Earlier this week, a Munich court had dropped a bribery case against Ecclestone connected to the sale of Munich-based bank BayernLB’s F1 stake in exchange for a $100m payment.
Ecclestone’s lawyers last week had offered to pay the public- sector bank, though they said damage to the company wasn’t evident. The bank rejected the offer, without giving reasons, and didn’t say what its next move would be.
The offer expired on Friday.
BayernLB did preparatory work on a damages claim against Ecclestone late last year, but didn’t file it.
The motor-racing billionaire had paid $100m to end a criminal prosecution over his secret multimillion-dollar payments to Gerhard Gribkowsky, a banker, while he was in charge of selling F1 rights.

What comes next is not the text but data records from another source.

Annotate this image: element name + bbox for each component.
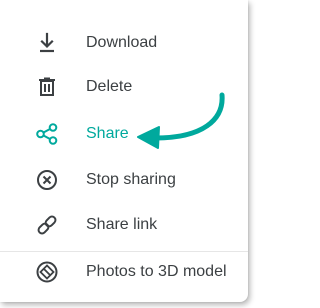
share-icon (34, 121, 60, 147)
cube-circle-icon (34, 259, 60, 285)
menu-item-label: Delete (86, 78, 133, 95)
menu-item-download[interactable]: Download (0, 23, 248, 63)
cancel-circle-icon (34, 167, 60, 193)
trash-icon (34, 74, 60, 100)
menu-item-label: Photos to 3D model (86, 263, 227, 280)
menu-item-label: Share (86, 125, 129, 142)
menu-item-photos-to-3d-model[interactable]: Photos to 3D model (0, 252, 248, 292)
menu-item-label: Stop sharing (86, 171, 176, 188)
menu-item-label: Share link (86, 216, 158, 233)
menu-item-stop-sharing[interactable]: Stop sharing (0, 160, 248, 200)
annotation-arrow-icon (137, 92, 225, 149)
menu-item-label: Download (86, 34, 158, 51)
download-icon (34, 30, 60, 56)
link-icon (34, 212, 60, 238)
menu-item-share-link[interactable]: Share link (0, 205, 248, 245)
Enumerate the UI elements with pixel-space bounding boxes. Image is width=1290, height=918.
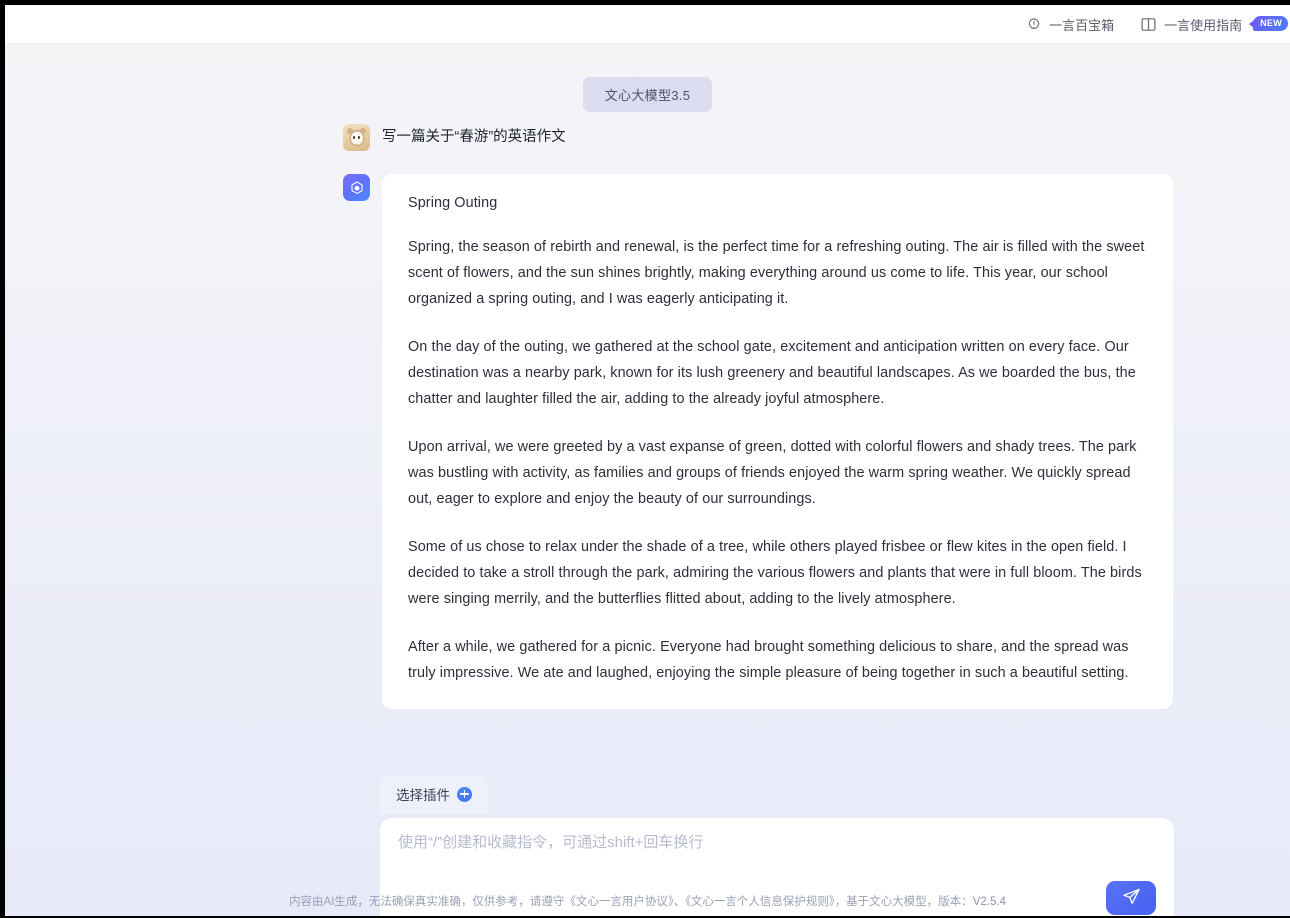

During the court case against Gribkowsky in Munich in 2011, it emerged that Ecclestone was paid a consultancy fee during the F1 sale process between 2005 and 2006 of $41m to help to smooth the sale to CVCCapital Partners, the present owner.
BayernLB, the bank, now wants the so-called finder’s fee back.

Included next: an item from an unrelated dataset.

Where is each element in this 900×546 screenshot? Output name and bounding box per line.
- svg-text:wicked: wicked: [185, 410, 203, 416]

The transaction had been complicated by a threat to BayernLB on Thursday, that it would face a counter claim from the former owners of the F1 shares if it accepted Ecclestone’s money.
Ecclestone insisted throughout the bribery case that he was in effect blackmailed by Gribkowsky, who threatened to make complaints to revenue officials.
The banker is now serving a jail sentence.
It had emerged on Thursday that Ecclestone had delivered the settlement agreed with prosecutors and judges to have the bribery charges dropped. Most of the money, $99m, went to the state of Bavaria, which owns BayernLB. The remaining $ 1m was awarded to the German Children’s Hospice Organisation, which said on Thursday that they were “ beside themselves with joy” at receiving the money. It amounted to ten times their annual income.
BayernLB acquired the 47 per cent stake in F1 from Kirch Group, owned by the late German entrepreneur Leo Kirch, whose business empire went bankrupt in 2002 while he owed money to the bank.
Kirch’s widow, Ruth, is the main shareholder in Constantin Medien, a German company that has already lost a court case for damages of $140m against Ecclestone in London in February, over a claim that the F1 shares were undervalued.
Constantin is appealing against that ruling.
Constantin Medien stood to benefit if the F1 shareswere sold by BayernLB for at least $1bn. The sale price agreed by Gribkowsky withCVC Capital Partners, advised by Ecclestone, was $837m.
This was the deal that kept Ecclestone in charge of the sport but which led him to be charged in Munich with bribery after it emerged that he had paid Gribkowsky $44m.